EU Parliament approves AML legislation impacting cryptocurrency

Yesterday, the European Parliament successfully endorsed the final iteration of three comprehensive anti-money laundering (AML) directives, encompassing provisions that affect cryptocurrencies and crypto-assets on a broader scale. This development came at a pivotal juncture, coinciding with Parliament’s impending recess ahead of scheduled elections. Notably, the regulation pertaining to cryptocurrencies garners significant attention within the EU’s regulatory framework. The ultimate step in the process necessitates approval from the European Council.

Although the legislation maintains a robust stance, certain clauses concerning cryptocurrencies have been moderated compared to earlier drafts. Notably, crypto asset service providers (CASPs) are now obligated to adhere to identical AML regulations as banks for transactions exceeding €1,000, marking a substantial adjustment reported earlier this year.

Encouragingly, the initial proposal to encompass non-fungible token (NFT) platforms and Decentralized Autonomous Organizations (DAOs) under CASPs’ purview has been retracted. However, the legislation stipulates that by year-end, the Commission will furnish Parliament with a report on crypto-assets in general, including specific attention to NFTs. Consequently, while NFT AML legislation remains pending, its consideration is deferred. Notably, DAOs are not addressed in the legislation.

The treatment of self-hosted wallets also emerged as a point of contention. CASPs are prohibited from offering custody services for anonymous crypto accounts or ‘anonymity-enhancing coins’. Nevertheless, the legislation explicitly exempts self-hosted wallet providers from AML obligations:

“The prohibition does not apply to providers of hardware and software or providers of self-hosted wallets insofar as they do not possess access to or control over those crypto-assets wallets.”

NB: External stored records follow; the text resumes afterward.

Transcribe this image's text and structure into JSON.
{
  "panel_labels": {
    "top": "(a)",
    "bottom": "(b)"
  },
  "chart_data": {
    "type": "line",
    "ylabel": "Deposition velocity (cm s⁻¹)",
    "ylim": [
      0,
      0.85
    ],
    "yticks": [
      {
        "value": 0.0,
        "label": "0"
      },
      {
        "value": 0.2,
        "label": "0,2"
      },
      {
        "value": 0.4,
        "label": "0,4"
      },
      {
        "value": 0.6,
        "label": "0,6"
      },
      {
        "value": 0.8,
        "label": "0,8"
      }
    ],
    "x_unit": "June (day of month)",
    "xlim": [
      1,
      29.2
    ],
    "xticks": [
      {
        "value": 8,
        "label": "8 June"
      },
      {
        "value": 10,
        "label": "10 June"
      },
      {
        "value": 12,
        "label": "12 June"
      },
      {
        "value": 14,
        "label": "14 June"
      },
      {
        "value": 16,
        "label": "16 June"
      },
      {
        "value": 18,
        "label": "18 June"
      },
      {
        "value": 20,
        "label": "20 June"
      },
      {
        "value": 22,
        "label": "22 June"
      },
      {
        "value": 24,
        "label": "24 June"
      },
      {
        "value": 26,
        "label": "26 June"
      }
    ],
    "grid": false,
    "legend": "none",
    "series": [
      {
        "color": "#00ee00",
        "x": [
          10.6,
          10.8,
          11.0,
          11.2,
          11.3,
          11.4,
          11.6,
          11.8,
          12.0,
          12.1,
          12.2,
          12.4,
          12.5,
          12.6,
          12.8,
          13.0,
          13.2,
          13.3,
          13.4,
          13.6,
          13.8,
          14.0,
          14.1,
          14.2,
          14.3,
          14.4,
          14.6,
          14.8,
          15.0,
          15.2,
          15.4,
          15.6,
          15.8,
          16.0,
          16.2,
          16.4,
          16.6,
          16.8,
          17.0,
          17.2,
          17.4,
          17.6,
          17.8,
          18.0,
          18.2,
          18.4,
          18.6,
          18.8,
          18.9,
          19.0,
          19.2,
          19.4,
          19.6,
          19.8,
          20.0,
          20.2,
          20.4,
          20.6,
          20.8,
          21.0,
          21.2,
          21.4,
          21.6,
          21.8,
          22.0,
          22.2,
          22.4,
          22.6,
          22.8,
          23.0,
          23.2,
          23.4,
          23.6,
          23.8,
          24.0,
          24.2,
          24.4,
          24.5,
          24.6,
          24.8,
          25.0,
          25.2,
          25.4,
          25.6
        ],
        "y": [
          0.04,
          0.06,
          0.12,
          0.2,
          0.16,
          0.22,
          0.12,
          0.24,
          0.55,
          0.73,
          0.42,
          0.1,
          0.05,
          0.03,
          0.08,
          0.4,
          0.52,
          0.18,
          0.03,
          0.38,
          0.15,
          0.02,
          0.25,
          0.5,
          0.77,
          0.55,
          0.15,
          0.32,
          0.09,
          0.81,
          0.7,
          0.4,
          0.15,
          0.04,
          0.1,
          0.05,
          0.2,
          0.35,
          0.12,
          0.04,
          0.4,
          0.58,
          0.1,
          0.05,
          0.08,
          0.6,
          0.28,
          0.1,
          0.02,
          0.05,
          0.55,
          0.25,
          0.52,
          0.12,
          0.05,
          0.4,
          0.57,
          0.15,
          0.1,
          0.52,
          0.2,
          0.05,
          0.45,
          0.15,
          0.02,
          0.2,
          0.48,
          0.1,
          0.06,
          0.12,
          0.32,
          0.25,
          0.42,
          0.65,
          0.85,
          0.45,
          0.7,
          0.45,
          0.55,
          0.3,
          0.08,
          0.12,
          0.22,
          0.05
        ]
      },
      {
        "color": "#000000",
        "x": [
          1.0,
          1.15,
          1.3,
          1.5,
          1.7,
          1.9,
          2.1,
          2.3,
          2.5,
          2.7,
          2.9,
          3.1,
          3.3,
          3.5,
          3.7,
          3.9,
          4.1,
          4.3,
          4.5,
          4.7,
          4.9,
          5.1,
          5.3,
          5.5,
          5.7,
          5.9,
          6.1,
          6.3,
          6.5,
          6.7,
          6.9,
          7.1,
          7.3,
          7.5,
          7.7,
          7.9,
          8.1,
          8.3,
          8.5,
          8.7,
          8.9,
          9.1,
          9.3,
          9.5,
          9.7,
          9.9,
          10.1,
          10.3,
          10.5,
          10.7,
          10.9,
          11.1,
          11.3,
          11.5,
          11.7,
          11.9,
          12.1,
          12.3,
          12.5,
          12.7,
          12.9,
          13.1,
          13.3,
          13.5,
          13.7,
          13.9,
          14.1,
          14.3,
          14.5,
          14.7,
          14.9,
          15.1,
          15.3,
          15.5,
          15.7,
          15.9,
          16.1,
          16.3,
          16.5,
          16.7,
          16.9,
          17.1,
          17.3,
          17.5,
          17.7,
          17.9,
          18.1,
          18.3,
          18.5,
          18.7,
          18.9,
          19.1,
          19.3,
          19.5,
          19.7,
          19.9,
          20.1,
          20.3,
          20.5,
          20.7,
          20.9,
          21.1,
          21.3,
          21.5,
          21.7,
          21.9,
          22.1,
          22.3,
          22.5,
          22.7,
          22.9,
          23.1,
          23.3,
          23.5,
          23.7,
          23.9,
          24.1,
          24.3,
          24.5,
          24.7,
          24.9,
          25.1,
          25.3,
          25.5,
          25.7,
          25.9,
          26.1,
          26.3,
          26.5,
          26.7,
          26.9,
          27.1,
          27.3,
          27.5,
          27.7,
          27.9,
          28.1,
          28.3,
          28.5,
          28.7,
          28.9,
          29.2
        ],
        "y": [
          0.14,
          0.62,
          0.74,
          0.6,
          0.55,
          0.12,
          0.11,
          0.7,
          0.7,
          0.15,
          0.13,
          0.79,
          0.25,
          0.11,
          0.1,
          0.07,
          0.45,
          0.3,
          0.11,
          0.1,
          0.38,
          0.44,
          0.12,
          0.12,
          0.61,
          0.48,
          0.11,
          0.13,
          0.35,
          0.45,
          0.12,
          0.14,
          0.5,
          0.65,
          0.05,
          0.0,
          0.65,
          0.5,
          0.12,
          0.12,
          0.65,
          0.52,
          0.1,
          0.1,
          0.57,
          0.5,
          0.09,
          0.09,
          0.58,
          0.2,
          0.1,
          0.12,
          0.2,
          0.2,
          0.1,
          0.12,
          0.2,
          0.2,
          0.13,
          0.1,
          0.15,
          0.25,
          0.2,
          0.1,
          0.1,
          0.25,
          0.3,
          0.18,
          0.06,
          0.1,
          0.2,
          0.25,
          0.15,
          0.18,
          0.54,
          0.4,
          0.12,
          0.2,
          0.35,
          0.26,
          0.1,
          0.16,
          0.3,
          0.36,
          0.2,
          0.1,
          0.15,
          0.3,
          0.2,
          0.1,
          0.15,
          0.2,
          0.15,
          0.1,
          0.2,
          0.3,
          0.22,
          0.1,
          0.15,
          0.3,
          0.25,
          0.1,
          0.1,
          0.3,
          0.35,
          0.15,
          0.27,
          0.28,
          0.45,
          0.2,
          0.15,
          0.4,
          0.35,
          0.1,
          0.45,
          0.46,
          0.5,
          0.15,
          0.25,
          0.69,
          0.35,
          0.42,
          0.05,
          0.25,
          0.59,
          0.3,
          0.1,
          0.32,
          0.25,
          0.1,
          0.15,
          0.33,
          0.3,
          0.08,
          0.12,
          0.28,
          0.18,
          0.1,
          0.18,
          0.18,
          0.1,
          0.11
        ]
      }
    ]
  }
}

A clause outlines the requisite steps for CASPs in transactions involving self-hosted wallets. CASPs are mandated to attempt identifying the wallet holder, including through third-party reliance, likely involving blockchain intelligence firms. Additionally, CASPs must gather supplementary information regarding the crypto’s origin and destination and conduct ongoing enhanced monitoring.

Prior regulations had already addressed CASP transactions involving self-hosted wallets. Following the enactment of the MiCA regulations, an accompanying AML directive relating to the travel rule was implemented. Enhanced due diligence is mandatory for transactions involving self-hosted wallets, entailing intrusive inquiries into individuals’ assets and income sources.

In January, the European Banking Authority issued guidelines for implementing these regulations. Notably, self-hosted wallets aren’t the sole entities categorized as high-risk; certain seemingly innocuous behaviours also fall under this classification. For instance, utilizing a bank account from a different EU jurisdiction or employing multiple cards or bank accounts to replenish a crypto account is deemed suspicious. Furthermore, depositing crypto into an unregulated peer-to-peer lending platform is considered dubious.